Restoration of the transposition of retrotransposon Tf1 mutants in fission yeast via dCas13a-mediated RNA editing

Retrotransposon Tf1 undergoes transposition in the genome of fission yeast via an RNA intermediate (26,27). The dCas13a-mediated RNA editing system was used to restore the transposition of retrotransposon Tf1 mutants by manipulating their RNA intermediate via RNA editing (See Supplementary Figure S4 for the design scheme). Two Tf1 mutants were constructed (Tf1-835A and Tf1-1165A), which generated stop codons at positions 99 and 209 of the Tf1 fusion peptide, respectively (Supplementary Figure S4). The two Tf1 mutants could be transcribed under the nmt1 promoter but failed to retro-transpose, due to a lack of a full-length Tf1 peptide because of the premature stop codons. When the Tf1 mutants were transfected into dCas13a-hADAR2d-expressing cells with the control or the corresponding crRNA–pRNA, Tf1-1165A was edited at residue 1165A with an efficiency of 43.2% (Figure 5A), whereas no editing activity was detected for Tf1-835A at residue 835A, presumably because of the low-efficiency of Tf1-835A targeting crRNA–pRNA. The transposition frequencies of the Tf1 mutants in the presence of the control or the corresponding crRNA–pRNA were measured in plates containing either 5-FOA alone or both 5-FOA and G418 (Figure 5B). While no transposition was detected for Tf1-835A with either the control or Tf1-835A targeting crRNA–pRNA, a transposition frequency of 1.65 × 10⁻⁴ was observed for Tf1-1165A in the presence of Tf1-1165A targeting crRNA–pRNA (Figure 5B). This utility for retrotransposon manipulation can be expanded and applied to other retrovirus in different hosts, either similar or different to Tf1 in fission yeast. For example, it can manipulate retrovirus sequences at the RNA level, and see how the different variants propagate subsequently. Particularly, by introducing sequence changes before reverse transcription, the system allows interference to take place at the designed stage in the life cycle of a retrovirus, targeting one or multiple genes of choice at once.

Figure 5. — Editing RNA intermediates of retrotransposon Tf1 mutants and restoring transposition with the dCas13a-mediated RNA editing system. (A) Editing efficiency at residues 835A and 1165A in the Tf1-835A and Tf1-1165A mutants, respectively.
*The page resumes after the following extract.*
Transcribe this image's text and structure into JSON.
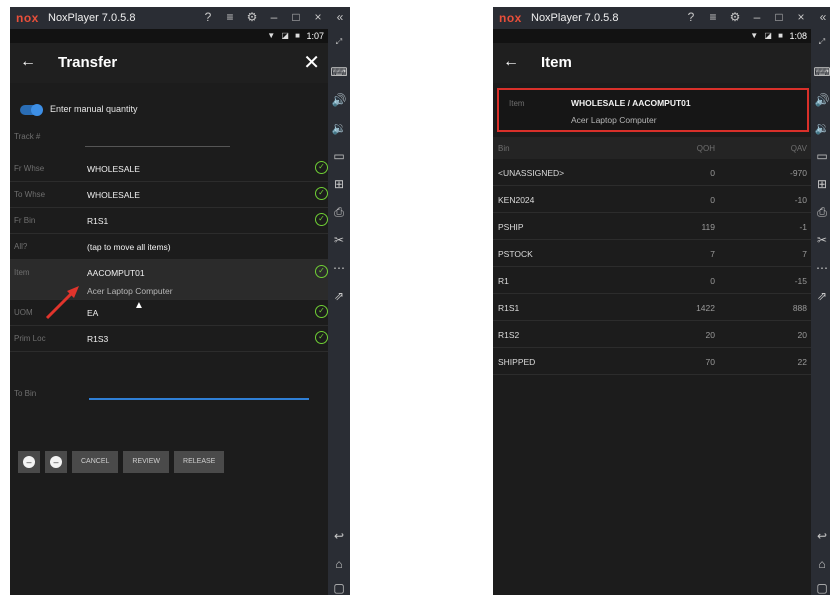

Residues targeted by the designed crRNA–pRNA are indicated with *. All values are expressed as the mean ± s.e.m. with n = 2. (B) Transposition efficiency of Tf1 mutants (as shown in Figure 5A) with mutant residues targeted by the dCas13a-mediated RNA editing system. Cells were replica plated to YES plates with 5-FOA or 5-FOA+G418. All values are expressed as the mean ± s.e.m. with n = 3.

DISCUSSION

We successfully introduced Cas13a (7) from L. shahii (LshCas13a) to the model organism S. pombe, and used it to target and knockdown endogenous gene transcripts in fission yeast cells. To implement LshCas13a in S. pombe, we combined the rrk1 promoter (transcribed by RNA Pol II) with a ribozyme cassette for cis-processing of pre-crRNA. A similar system was previously employed to express the CRISPR-Cas9 system in S. pombe (28). To meet the requirements for both the RNA targeting and editing applications of Cas13a, we modified the existing cassette by inserting HDVR and HHR1/HHR2 sequences (Figure 2B). This design proved effective and efficient in generating crRNA alone, or crRNA and pRNA molecules that were either separated or joined. Note that the reported intrinsic RNase activity for the processing of pre-crRNA by Cas13a could be used to simplify our system (8,42). However, in our study design, we were concerned that the inactive LshCas13a (dCas13a) (to be employed in constructing the RNA editing complex) might impair the pre-crRNA processing ability. One area of possible improvement for our system in future work is the testing and utilization of the pre-crRNA processing function of dCas13a, which could greatly reduce the complexity of the RNA editing toolset.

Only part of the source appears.